Beyaz Saray'a düzenlenen saldırılar
Beyaz Saray 1814 yılında İngilizler tarafından yakıldı. 1841 yılına kadar buraya çok sayıda saldırı düzenlendi. 1841'de dönemin başkanı John Tyler, ülkenin sallantıda olan ekonomisini canlandıracak yasa tasarısını anayasaya aykırı olduğu gerekçesiyle veto etti. Veto kararına sinirlenen ABD halkı Beyaz Saray etrafında toplandı. Ateş açıldı ve sarayın etrafını alevler sardı.
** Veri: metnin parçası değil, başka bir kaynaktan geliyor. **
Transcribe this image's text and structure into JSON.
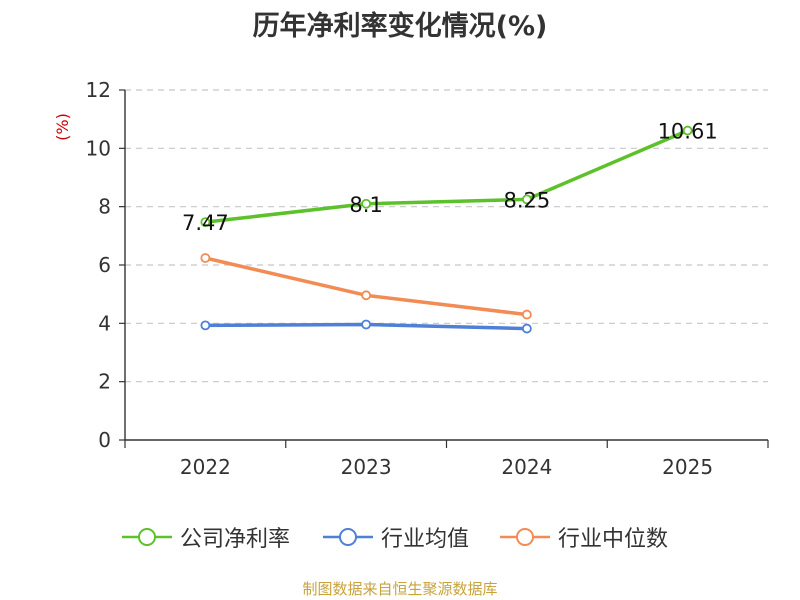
{
  "chart_data": {
    "type": "line",
    "title": "历年净利率变化情况(%)",
    "ylabel": "(%)",
    "categories": [
      "2022",
      "2023",
      "2024",
      "2025"
    ],
    "ylim": [
      0,
      12
    ],
    "yticks": [
      0,
      2,
      4,
      6,
      8,
      10,
      12
    ],
    "grid": true,
    "legend": "bottom",
    "series": [
      {
        "name": "公司净利率",
        "color": "#5cc12a",
        "values": [
          7.47,
          8.1,
          8.25,
          10.61
        ],
        "labels": [
          "7.47",
          "8.1",
          "8.25",
          "10.61"
        ]
      },
      {
        "name": "行业均值",
        "color": "#4f7fd6",
        "values": [
          3.93,
          3.96,
          3.82,
          null
        ]
      },
      {
        "name": "行业中位数",
        "color": "#f28b54",
        "values": [
          6.24,
          4.96,
          4.3,
          null
        ]
      }
    ]
  },
  "source": "制图数据来自恒生聚源数据库"
}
1994 yılında Beyaz Saray'a uçakla çarpan eski askeri teknik personeli Frank Corder'den birkaç hafta sonra Francisco Martin Duran, binaya ateş açtı. Dönemin başkanı Bill Clinton o sırada Beyaz Saray'daydı ve kaçmayı başardı. Duran hapishaneye atıldı.
11 Kasım 2011'de Oscar Ortega-Hernandez aracını Beyaz Saray'ın 600 metre yakınına park etti. Obama'nın deccal olduğunu ve kendisinin Hz. İsa'nın öğretileri izlediğini söyleyen bir komplo teorisyeni de olan Oscar Ortega-Hernandez,
Beyaz Saray'a yarı otomatik tüfekle ateş açtı. Daha sonra arabasına atlayan Hernandez kaçmaya çalışırken kaza yaptı. İlginç olan, kurşunlama vakasının 4 gün sonra ortaya çıkması oldu. Pencerede 4 gün sonra keşfedilen silah izleri, olayın açığa çıkmasını sağladı. Hernandez tutuklandı ve 25 yıl hapse mahkum edildi.
Beyaz Saray çöktü
Çok sayıda ABD başkanı görev süresi boyunca Beyaz Saray'a eklemeler yaptı. Fakat bu eklemelerin çoğu son derece hızlı inşa edildi ve binanın estetik görünümü hiçe sayıldı. Bu sebeple saray 1945 yılında eklemeleri taşıyamaz hale geldi ve yavaş yavaş yıkılmaya başladı. Örneğin dönemin ABD başkanı Truman duş alırken banyoya avize düştü.
Beyaz Saray'da inceleme yapan mühendisler Truman'a binanın çökmekte olduğunu raporladı. Truman, Lincoln Yatak Odası'nda uyumaya başladı çünkü kendi odasının çökme riski vardı. Beyaz Saray üç yıllık restorasyon sürecine girdi ve bu süre boyunca Truman, Beyaz Saray'ın karşısındaki caddede yaşadı. Ancak 1950'li yıllarda Beyaz Saray'ın güvenliği sağlanabildi.
Beyaz Saray'a kamuflaj
1941 yılında Japonya'nın Pearl Harbor Limanı'nı bombalamasının ardından gizli servis dönemin ABD başkanı Franklin D. Roosevelt'in güvenliğini sağlamak için seçenekleri masaya yatırdı. Beyaz Saray'ın kum torbaları ile çevrilmesi, çatının makineli tüfeklerle donatılması ve hava kilidi gibi öneriler sunuldu.
Bazı yetkililer Beyaz Saray'ı yıkıp başka bir yerde tekrar inşa etme fikrini önerdi. Bazılarına göre ise binanın duvarlarını siyaha boyayarak kamuflaj yapmak yeterliydi. Roosevelt bu tuhaf önerileri reddetti ve çalışanlara parmak izi taraması zorunluluğu, pencerelerin kurşun geçirmeyen camlarla değiştirilmesi ve bekçi kulübeleri inşası kararı aldı. Bu süre boyunca ziyaretçi girişi de yasaklandı.
Daha sonra bomba sığınağı ve kaçış tüneli de inşa edildi.